Opinion: Statehood is not a celebration for all Hawaiians
By Jessica Luthi
EDITOR IN CHIEF
Recently, Hawaii had its 50th anniversary of statehood. But for some, there was no cause for celebration. The issues surrounding statehood, annexation and overthrow have been very controversial. As a kanaka, or native Hawaiian, it’s difficult to take a stand for or against these issues because of the severe distortion of what actually happened.
In 1893, Queen Lili’uokalani was overthrown by members of the Committee of Safety, a group of American and European men led by Lorrin Thurston. The committee’s goal was to impose a new government in Hawaii.
Proponents believe Thurston had his own political agenda, but opposition believed the monarch failed to obey the laws all citizens had to obey. No one knows for sure. In 1896, President William McKinley was voted into office and signed a resolution in 1898 annexing Hawaii, which, as a result, became a state on June 27, 1959.
During the overthrow, President Grover Cleveland, a good friend of the queen, refused to annex Hawaii. He even urged the provisional government to reinstate the monarch, but Sanford B. Dole, the so-called president of the islands, refused. The Blount Report found the Committee of Safety guilty of illegally overthrowing the crown. The document’s objectivity has been questioned by opponents to sovereignty because of the friendship between President Cleveland and Queen Lili’uokalani’. Whether Thurston and his group of conspirators really overthrew the monarch illegally has yet to be solidly proven.

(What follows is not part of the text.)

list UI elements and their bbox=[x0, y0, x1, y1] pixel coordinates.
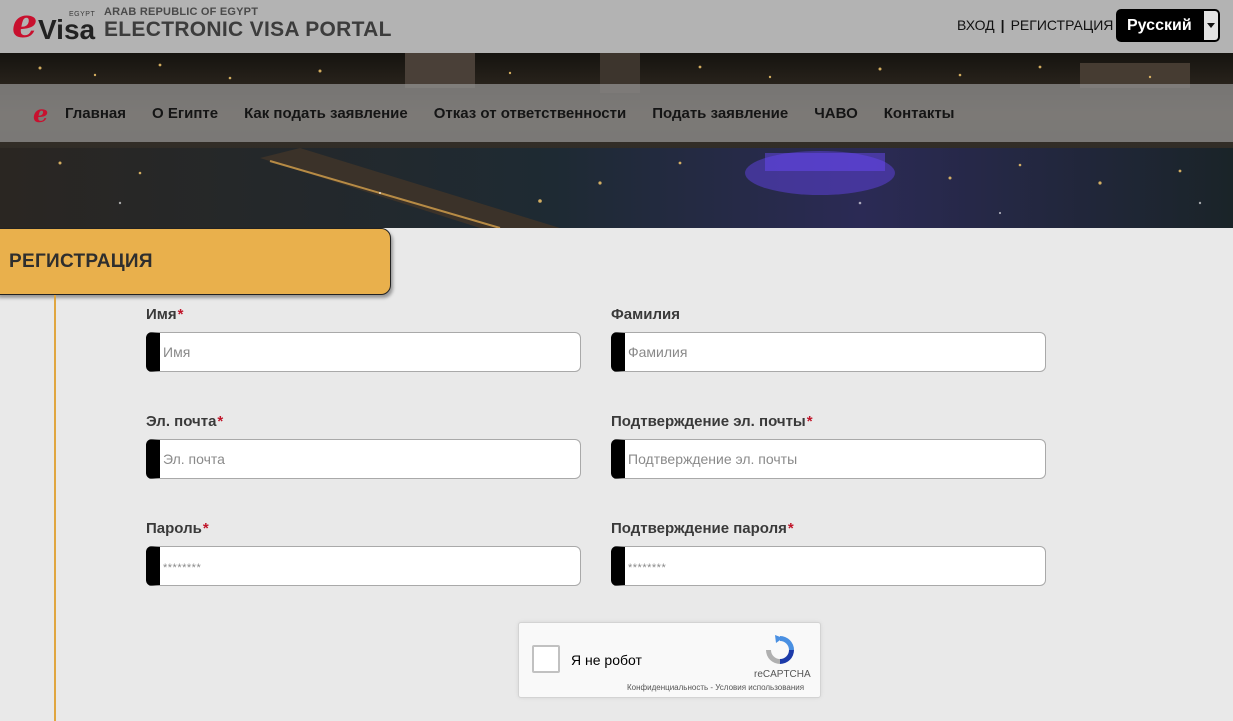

The legality of how Hawaii was annexed has also been questioned by many Hawaiians. Even after nearly 38,000 people signed the “Ku’e Petitions” in protest, the United States government pushed through the Newland Resolution, which annexed Hawaii.
Opposition to Hawaiian sovereignty claims there was a treaty between the Republic of Hawaii and the U.S., but this is simply not so because the so called treaty was actually a resolution. No treaty was ever accepted by the people of Hawaii, making the annexation of Hawaii a grievous error for the United States.
Nearly 60 years passed before Hawaii became the 50th state of the union. Proponents of sovereignty for the Hawaiian people have suggested its statehood was illegal. Dr. Kekuni Blaisdell — a major player of the Kanaka Maoli sovereignty movement — believes these acts were crimes committed against the Hawaiian people. “It’s a violation of international law,” Blaisdell said on the Aug. 27 showing of the PBS program “Hawaii’s Insight.”
But was it really the responsibility of the U.S. to inform the people of Hawaii they have been “colonized,” as the opposition to statehood has put it? Absolutely not. The Hawaiian people have let themselves become poor, claiming they were oppressed into poverty. Being a kanaka myself, I’m not saying that I’m unsympathetic to Kanaka Maolis or the plight of the Hawaiian people, but I believe this is nothing but an excuse.
While I have some misgivings about Hawaii’s statehood, I cannot deny it helped improve the conditions on the islands. I agree that acts leading up to the overthrow were inappropriate and shady, but the Hawaiian people need to move on. Why rehash the past?
In 1993 President Bill Clinton signed the Apology Resolution, which is a milestone for many Hawaiian people. It solidified the Kanaka Maoli’s claims that the U.S. government overthrew their queen. In all truth, was it really the U.S. who overthrew the queen? No, it was not. The U.S. only took responsibility because of pressure from the sovereignty movement.
The Hawaiian people are split about the nature of statehood because of the validity of claims from both proponents and the opposition. Statehood, however, has been good for them. Many poor families live on welfare, social security, and other U.S. programs.
We simply cannot go back. Let’s not think about past wrongs, but about how we can move forward as a unified people, as a unified state and as a unified country.